Some believe that it is impossible to accurately detect if someone is bored, happy, or confused simply based on their facial expressions. Other research has found that because people utilize so many different ways to express themselves, it is not a good idea to try and categorize someone's state of being in this way. It is also pointed out that people express themselves differently across different cultures and situations. This can cause how someone expresses themself to vary on an individual level.

"Students have different ways of presenting what's going on inside of them," argues Todd Richmond, Director of the Tech and Narrative Lab and professor at the Pardee RAND Graduate School. "That student being distracted at that moment in time may be the appropriate and necessary state for them in that moment in their life."

Another cause for concern for some is when it comes to students needing to have a camera on in general. There may be instances where a student is not comfortable sharing where they live for various reasons. This in and of itself could cause the student unneeded stress and lead to other problems. There could also be problematic for students who use a mobile hotspot to attend online classes. The additional bandwidth usage could cost them extra money they do not have.

As of right now, the AI technology is in the testing phase and Intel says it will be looking at ways of ensuring it does not encroach on anyone's privacy or cause ethical issues.

Update 4/21/2022 6:32 PM: Intel reached out to HotHardware and provided the following statement with respect to our coverage of this story...

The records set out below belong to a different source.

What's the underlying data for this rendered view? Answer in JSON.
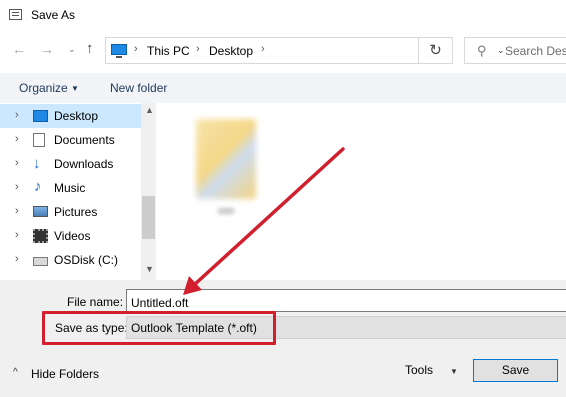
{
  "window": {
    "title": "Save As"
  },
  "nav": {
    "back_icon": "back-arrow-icon",
    "forward_icon": "forward-arrow-icon",
    "up_icon": "up-arrow-icon"
  },
  "address": {
    "crumbs": [
      "This PC",
      "Desktop"
    ],
    "separator": "›"
  },
  "search": {
    "placeholder": "Search Desk"
  },
  "toolbar": {
    "organize_label": "Organize",
    "new_folder_label": "New folder"
  },
  "sidebar": {
    "items": [
      {
        "label": "Desktop",
        "icon": "desktop-icon",
        "selected": true
      },
      {
        "label": "Documents",
        "icon": "documents-icon"
      },
      {
        "label": "Downloads",
        "icon": "downloads-icon"
      },
      {
        "label": "Music",
        "icon": "music-icon"
      },
      {
        "label": "Pictures",
        "icon": "pictures-icon"
      },
      {
        "label": "Videos",
        "icon": "videos-icon"
      },
      {
        "label": "OSDisk (C:)",
        "icon": "drive-icon"
      }
    ]
  },
  "form": {
    "file_name_label": "File name:",
    "file_name_value": "Untitled.oft",
    "save_type_label": "Save as type:",
    "save_type_value": "Outlook Template (*.oft)"
  },
  "footer": {
    "hide_folders_label": "Hide Folders",
    "tools_label": "Tools",
    "save_label": "Save"
  },
  "colors": {
    "accent": "#0078d7",
    "selection": "#cce8ff",
    "annotation_red": "#d11f2d"
  }
}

"At Intel, we believe AI can help drive beneficial advancements in medicine, industry and society, and empower us with the right tools and enable a responsible, inclusive and sustainable future. Intel’s adaptive learning research is rooted in social science and our multi-disciplinary research team works with students, teachers, parents and other stakeholders in education to explore how human-AI collaboration in education can help support individual learners’ needs, provide more personalized experiences and improve learning outcomes.

As with all research projects, Intel and its collaborators abide by strict data privacy policies and adhere to ongoing oversight."